È stata confermata l’uccisione di Saif al-Islam Gheddafi, tra le figure più controverse della Libia post-rivoluzione. Fonti locali e canali istituzionali hanno attestato il suo decesso, ponendo fine a giorni di speculazioni e notizie frammentarie circolate online. La notizia segna un passaggio simbolicamente rilevante nella complessa fase politica che sta attraversando la Libia.
Figlio dell’ex leader Muammar Gheddafi, Saif al-Islam era stato a lungo considerato il possibile successore politico del padre. A differenza di altri membri della famiglia, aveva cercato di costruirsi un’immagine più dialogante con l’Occidente, promuovendo riforme economiche e aperture diplomatiche. Prima del 2011 veniva spesso presentato come il volto “moderno” del regime, capace di interloquire con governi europei e organizzazioni internazionali.
La guerra civile che portò al crollo del regime cambiò radicalmente il suo destino. Dopo mesi di fuga, venne catturato da milizie nel sud del Paese e rimase a lungo detenuto. Su di lui pendeva inoltre un mandato della Corte Penale Internazionale per accuse legate ai fatti del conflitto.
Negli anni successivi Saif al-Islam era riapparso a più riprese sulla scena pubblica, tentando persino un ritorno politico con una candidatura alle elezioni presidenziali, poi rinviate. La sua presenza intermittente, fatta di lunghe assenze e improvvise ricomparse, aveva spesso alimentato speculazioni sul suo stato di salute e sulla sua sorte.

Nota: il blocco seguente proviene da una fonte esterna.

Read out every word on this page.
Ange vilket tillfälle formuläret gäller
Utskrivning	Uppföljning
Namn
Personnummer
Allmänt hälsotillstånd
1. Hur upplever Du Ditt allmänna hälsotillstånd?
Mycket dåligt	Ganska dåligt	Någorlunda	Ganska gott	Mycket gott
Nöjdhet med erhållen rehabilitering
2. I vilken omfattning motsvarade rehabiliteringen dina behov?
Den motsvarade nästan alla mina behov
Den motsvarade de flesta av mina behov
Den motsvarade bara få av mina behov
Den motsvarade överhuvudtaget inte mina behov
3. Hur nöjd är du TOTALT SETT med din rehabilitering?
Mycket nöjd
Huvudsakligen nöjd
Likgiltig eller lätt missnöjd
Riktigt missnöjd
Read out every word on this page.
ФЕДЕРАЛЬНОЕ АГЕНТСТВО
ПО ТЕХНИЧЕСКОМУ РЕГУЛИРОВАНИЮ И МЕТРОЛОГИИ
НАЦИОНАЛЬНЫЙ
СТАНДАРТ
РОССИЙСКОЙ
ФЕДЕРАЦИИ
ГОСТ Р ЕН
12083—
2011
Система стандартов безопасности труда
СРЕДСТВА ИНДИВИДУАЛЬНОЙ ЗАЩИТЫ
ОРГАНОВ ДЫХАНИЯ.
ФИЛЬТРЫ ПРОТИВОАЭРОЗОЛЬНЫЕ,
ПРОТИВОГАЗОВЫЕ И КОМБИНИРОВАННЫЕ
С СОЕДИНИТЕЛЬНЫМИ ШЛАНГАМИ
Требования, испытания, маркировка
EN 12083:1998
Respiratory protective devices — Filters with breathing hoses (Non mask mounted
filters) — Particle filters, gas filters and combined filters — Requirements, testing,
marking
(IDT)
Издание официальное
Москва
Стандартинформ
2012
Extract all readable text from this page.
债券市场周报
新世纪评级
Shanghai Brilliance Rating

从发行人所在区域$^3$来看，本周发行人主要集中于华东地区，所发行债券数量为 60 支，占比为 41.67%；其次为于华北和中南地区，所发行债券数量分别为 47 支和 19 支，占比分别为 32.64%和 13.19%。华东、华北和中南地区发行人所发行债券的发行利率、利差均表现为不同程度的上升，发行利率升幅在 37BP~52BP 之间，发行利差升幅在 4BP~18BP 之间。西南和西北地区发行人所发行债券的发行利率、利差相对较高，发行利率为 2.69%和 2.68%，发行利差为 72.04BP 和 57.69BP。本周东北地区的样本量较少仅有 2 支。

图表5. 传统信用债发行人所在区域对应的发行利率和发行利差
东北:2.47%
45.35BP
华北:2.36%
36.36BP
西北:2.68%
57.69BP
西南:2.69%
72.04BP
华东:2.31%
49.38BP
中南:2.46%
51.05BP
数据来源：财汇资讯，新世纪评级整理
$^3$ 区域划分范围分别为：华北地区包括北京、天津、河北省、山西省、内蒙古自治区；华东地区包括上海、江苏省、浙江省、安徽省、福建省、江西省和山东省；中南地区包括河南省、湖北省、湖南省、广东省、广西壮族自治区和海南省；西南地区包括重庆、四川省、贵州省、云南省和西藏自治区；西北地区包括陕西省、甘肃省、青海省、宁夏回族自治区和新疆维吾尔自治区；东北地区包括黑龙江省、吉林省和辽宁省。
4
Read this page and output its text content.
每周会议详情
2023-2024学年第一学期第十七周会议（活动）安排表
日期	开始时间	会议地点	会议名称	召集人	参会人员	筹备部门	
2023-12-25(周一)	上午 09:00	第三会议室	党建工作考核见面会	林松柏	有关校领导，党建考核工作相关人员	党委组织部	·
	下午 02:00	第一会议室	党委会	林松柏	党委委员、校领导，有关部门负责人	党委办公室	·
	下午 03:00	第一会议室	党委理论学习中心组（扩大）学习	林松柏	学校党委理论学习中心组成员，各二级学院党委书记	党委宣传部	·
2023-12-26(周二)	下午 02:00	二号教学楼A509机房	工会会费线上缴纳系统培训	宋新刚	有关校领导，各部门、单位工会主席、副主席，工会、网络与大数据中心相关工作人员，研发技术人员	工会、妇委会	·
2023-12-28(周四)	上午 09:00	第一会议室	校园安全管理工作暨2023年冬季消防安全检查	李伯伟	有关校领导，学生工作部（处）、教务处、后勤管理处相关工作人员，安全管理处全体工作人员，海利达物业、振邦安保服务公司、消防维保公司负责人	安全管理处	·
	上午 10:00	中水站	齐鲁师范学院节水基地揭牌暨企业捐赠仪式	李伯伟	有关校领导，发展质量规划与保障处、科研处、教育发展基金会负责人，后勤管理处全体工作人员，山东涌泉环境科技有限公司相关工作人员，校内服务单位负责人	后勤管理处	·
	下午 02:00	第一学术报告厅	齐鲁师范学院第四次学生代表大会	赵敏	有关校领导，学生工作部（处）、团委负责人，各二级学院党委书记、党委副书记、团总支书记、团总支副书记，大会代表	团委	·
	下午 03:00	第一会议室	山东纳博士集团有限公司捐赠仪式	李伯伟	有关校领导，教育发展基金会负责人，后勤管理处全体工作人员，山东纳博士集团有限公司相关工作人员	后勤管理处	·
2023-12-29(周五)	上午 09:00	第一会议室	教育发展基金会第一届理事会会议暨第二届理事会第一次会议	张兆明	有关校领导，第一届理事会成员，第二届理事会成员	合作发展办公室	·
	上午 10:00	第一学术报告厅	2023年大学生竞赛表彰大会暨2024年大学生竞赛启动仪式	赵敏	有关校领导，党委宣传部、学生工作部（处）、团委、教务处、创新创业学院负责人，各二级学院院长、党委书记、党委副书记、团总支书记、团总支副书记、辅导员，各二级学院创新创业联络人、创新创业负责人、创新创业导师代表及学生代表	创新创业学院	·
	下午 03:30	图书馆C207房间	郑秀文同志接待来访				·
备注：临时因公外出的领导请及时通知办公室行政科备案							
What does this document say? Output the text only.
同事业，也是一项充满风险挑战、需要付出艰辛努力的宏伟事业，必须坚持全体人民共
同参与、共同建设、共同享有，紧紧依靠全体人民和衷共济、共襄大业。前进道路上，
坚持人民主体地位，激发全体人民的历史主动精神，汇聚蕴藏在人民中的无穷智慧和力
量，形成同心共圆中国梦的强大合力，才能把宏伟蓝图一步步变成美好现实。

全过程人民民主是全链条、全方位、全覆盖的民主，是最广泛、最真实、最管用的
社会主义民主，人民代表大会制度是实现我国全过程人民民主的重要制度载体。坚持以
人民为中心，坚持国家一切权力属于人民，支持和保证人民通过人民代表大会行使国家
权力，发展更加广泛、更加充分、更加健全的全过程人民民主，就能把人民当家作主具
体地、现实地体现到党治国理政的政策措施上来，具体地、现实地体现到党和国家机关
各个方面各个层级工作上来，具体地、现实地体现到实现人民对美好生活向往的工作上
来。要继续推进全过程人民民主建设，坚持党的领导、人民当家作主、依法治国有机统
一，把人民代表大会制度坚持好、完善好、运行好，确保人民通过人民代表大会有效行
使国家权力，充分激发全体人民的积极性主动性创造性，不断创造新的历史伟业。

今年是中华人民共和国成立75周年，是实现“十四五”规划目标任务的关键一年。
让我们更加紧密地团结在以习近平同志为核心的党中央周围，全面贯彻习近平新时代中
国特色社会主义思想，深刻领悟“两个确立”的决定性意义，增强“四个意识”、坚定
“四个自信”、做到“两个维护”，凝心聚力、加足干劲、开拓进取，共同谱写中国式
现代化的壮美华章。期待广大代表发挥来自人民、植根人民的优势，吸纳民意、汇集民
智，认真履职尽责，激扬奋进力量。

La conferma della sua morte chiude definitivamente uno dei capitoli più incerti e discussi della recente storia libica. Per molti rappresentava l’ultimo legame diretto con l’epoca del vecchio regime; per altri, una figura ancora capace di influenzare gli equilibri politici interni.
Con la sua scomparsa si spegne uno dei protagonisti più emblematici della transizione libica: da erede designato del potere a simbolo di un Paese rimasto a lungo sospeso tra passato e futuro.